Eine
Ausstellung
in Frankfurt (Oder)
über jüdisches Leben in Deutschland
Fluchtwege und andere Wanderungen:
Zeichen des Alltags
Thomas Lackmann /
Tagesspiegel
Von der linken Ecke eines
gelben Rechtecks läuft das Strichmännchen nach rechts. Auf der Höhe
seines Armes weist ein Pfeil ihm den Weg zur stilisierten
Ausgangtür. Später wiederholt sich das Motiv leicht verfremdet: Im
Zentrum eines roten Rechtecks hastet nun das Strichmännchen, welches
den Ausgang am rechten Rand eben verlassen hat, einem linkswärts
weisenden Pfeil hinterher.
Die Ausstellung "Zeichen des
Alltags" zeigt ihr bekanntestes Bild, ein Standardwerk in jedem
öffentlichen Gebäude, gleich zwei Mal, variiert.
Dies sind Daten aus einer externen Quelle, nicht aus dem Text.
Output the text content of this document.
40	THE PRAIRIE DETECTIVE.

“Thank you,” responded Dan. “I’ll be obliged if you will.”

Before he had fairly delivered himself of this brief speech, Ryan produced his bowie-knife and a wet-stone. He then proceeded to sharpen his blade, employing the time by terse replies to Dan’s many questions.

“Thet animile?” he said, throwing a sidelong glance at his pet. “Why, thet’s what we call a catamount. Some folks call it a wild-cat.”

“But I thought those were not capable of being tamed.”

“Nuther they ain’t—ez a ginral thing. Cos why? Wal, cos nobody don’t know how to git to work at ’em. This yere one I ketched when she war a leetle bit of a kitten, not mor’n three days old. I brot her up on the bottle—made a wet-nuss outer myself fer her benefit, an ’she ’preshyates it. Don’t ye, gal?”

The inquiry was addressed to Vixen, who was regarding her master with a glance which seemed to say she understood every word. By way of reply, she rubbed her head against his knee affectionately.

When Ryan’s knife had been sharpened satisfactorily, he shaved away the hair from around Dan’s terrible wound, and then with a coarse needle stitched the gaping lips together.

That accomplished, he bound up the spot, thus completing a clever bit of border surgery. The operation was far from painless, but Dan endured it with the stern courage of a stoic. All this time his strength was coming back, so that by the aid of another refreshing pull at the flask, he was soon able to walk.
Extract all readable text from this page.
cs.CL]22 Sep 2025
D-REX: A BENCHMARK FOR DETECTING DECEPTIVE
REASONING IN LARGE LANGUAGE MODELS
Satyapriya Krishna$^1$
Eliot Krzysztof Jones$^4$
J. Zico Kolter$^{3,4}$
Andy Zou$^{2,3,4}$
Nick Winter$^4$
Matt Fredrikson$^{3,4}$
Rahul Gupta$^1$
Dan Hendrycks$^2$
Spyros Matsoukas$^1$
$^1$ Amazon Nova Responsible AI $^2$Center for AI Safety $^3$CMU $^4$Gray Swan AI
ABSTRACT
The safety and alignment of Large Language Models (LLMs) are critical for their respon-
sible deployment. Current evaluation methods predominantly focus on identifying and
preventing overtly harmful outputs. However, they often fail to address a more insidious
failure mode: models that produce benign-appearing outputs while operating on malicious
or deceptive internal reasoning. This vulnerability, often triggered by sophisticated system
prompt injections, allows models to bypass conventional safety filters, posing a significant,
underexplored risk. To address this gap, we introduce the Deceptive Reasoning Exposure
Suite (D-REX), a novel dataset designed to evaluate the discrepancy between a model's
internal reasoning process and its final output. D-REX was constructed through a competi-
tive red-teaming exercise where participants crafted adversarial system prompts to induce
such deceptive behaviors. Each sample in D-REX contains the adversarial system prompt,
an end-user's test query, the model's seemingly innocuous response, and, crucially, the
Weniger vertraut
erscheinen ihre anderen 25 Lightbox-Piktogramme. Ein roter Föhn,
durchgestrichen: Hinweis darauf, dass es Gläubige gibt, die samstags
keine Maschinen bedienen.
Orange Boxhandschuhe: Symbol für die internationalen
"Maccabi-Spiele", bei denen das deutsch-jüdische Team 1999
stolzerweise mehr Gold gewann als jede andere Mannschaft.
"Jüdisches Leben in
Deutschland heute" lautet der Untertitel der Wanderausstellung. Wo
genau arbeitet die einzige deutsche Rabbinerin? Müssen Enkel
NS-Verfolgter zum Bund? In einem Seitenchor der Frankfurter
Marienkirche hoch über der Oder verkünden deutsch-russische Legenden
auf lakonischen Piktogramm-Leuchtkästen, was wir schon immer hätten
wissen wollen, wenn wir auf die Idee gekommen wären, sowas Banales
zu fragen. Wieviel Pässe kriegt ein Jude in Deutschland?
Das Konzept des Berliner
Ausstellungsbüros "x:hibit" funktioniert simpel subtil. Piktogramme
als Kürzel der Info-Gesellschaft konzentrieren eine Botschaft auf
ihr radikal reduziertes Bild, sie lassen Emotionen, Zwischentöne,
Humor - eigentlich - nicht zu. Sie verweisen auf Fakten, gelten als
reines Serviceinstrument und haben doch Manipulationskraft und
eigene Pop-Ästhetik entwickelt.
"In einem Design, das sich am
modernen Stadtleben orientiert", so erklären die Ausstellungsmacher
ihr Programm, "wird die jüdische 'Andersheit' demusealisiert und
entmystifiziert". Das stimmt nur zur Hälfte. Piktogramme sollen ja
nicht nur reduzieren, sondern auffallen. Wenn es hier vor allem
darum geht, Deutschlands jüdische community als Minorität der
Lebenden und nicht etwa der Toten bekannt zu machen, wird gleichwohl
ihre Unterscheidung unterstrichen.
Obwohl "die Juden", trotz
einiger Spezialtraditionen, normale Menschen zu sein scheinen, sehen
wir sie gerade darum nun als Objekte einer statistisch-didaktischen
Darstellung, mit der die Allgemeinbildung der interessierten
Majorität bereichert und die Selbstwahrnehmung der Minderheit
korrigiert wird. Lapidare Signets entfalten auf dem Hintergrund der
Klischees, die der Besucher selbst mitbringen mag, ihren trockenen
Witz. "Zeichen des Alltags" verwandeln sich so, über ihre
Sachorientierung hinaus, in Wegweiser der Bedeutung. Vor allem der
Kontext, in dem diese Wanderausstellung sich von Ort zu Ort
präsentiert, setzt solche Unter- und Obertöne frei.
Frankfurts überwältigende
Hallenkirche gibt zu dieser coolen Gegenwarts-Dokumentation den
drastischen Kontrast. Seit den 70er Jahren aus Trümmern teilweise
wiederaufgebaut, ist sie als "Ruine unter Dach" Ausstellungsort für
das Museum Viadrina. Im Chor sind Abbildungen mittelalterlicher
Fenster zu bewundern; die Glasmalereien zeigen, einzigartig in ihrer
Art, einen "Antichristus-Zyklus", auf dem spitzhütige Juden
auszumachen sind, die sich vor Christi Wiederkunft bekehren müssen.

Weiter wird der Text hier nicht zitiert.